I just got back from the Justice center, downtown. It was raining forty degrees. There was no parking available except under a bridge, by the tracks, near the water, down a huge hill, four blocks away from my final destination.
To make a long story short, I was treated like a criminal. I was disrespected, snapped at, and mocked. I recognized this was happening, and I just let it happen. I wanted to feel it, and imagine what it would be like to be treated that way everyday of my life.
I was dressed casual; jeans, black jacket, no jewelry, my hair was clean but not styled, and I didn’t carry a purse. By design I chose to appear plain. The first person to disrespect me was the white sixty-plus year old male security guard. I remembered him from a different day. He asked where I needed to go and he knowingly sent me to the wrong floor. Not only was it the wrong floor, but it was the wrong building.
I hurried in the sideways rain to the correct building. The next dose of disrespect was served up by an overweight pastey white security woman, her age about 30, her I.Q. about 90. She yelled “You! Come back here! Take this outside or it will be confiscated!” I am stunned she’s speaking to me. “Me? Oh,.. oh yeah.” You see, I foolishly forgot about my miniature Swiss pocket knife on my key chain. To make matters worse, I stupidly asked the she-guard if I could get it back on my way out. In response, she yelled at me again.

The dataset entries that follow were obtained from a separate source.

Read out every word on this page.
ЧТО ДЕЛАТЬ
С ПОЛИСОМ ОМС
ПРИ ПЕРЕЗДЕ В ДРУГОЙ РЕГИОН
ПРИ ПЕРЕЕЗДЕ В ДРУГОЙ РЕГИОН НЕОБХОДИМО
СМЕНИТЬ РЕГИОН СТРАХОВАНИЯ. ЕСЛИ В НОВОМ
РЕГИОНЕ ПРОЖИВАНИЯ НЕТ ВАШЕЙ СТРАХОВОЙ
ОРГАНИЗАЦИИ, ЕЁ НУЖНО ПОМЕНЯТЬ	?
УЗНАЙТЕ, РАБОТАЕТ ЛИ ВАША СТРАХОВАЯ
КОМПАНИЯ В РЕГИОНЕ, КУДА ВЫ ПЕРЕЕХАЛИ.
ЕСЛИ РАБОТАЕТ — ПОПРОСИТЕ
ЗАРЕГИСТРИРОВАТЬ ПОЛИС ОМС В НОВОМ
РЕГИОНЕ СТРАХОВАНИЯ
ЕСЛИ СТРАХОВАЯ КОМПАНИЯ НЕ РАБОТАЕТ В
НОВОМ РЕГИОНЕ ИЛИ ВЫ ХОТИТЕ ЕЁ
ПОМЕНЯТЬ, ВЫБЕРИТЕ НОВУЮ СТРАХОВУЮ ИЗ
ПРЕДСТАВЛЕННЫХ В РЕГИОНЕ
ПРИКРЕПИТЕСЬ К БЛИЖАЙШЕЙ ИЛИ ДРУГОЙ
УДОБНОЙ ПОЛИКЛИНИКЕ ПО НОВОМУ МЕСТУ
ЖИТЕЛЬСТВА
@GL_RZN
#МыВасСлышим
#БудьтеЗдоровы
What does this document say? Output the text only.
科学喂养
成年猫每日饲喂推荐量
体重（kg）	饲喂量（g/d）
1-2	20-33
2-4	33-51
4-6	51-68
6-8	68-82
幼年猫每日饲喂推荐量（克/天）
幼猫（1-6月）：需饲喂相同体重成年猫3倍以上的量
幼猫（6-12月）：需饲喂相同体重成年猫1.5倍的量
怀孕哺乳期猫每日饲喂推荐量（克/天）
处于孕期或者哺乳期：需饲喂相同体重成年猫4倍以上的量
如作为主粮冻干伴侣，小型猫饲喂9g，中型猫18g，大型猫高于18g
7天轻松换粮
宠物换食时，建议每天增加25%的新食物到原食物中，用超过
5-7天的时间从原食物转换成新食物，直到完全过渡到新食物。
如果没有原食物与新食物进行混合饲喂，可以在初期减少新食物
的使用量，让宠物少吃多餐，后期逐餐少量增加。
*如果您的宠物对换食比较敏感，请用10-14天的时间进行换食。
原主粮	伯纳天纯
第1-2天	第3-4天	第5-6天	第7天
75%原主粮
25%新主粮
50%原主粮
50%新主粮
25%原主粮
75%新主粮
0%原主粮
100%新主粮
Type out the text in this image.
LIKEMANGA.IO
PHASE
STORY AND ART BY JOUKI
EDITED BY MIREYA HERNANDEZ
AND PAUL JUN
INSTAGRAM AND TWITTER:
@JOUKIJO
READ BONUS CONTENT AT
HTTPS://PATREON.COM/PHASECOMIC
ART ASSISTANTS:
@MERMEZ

Finally, I am in the meeting with the attorney and the mediator. I could see they were sharing mocking glances and eye rolls. The attorney appears to be all of 25 years old. She was seriously special in her own eyes. After several more eye-rolls and sideways glances I had reached my limit. This young female attorney, smart and good-looking, with everything going for her, chose to mock me, she chose to be a bitch towards me. She saw me as a lower being not worthy of her common courtesy.
My cell rang. Following my normal professional etiquette and manners I would ignore any call while in a meeting, but in this situation I took the call. Whether I made my point or not doesn’t matter to me.
All I can say is disrespect ruins everything, absolutely everything.
I can’t imagine being treated like that everyday of my life. I understand the rage. It no longer will surprise me when it erupts.
I stashed my little Swiss under a bench outside; it was there when I returned. How it got through the first security check, I don’t know.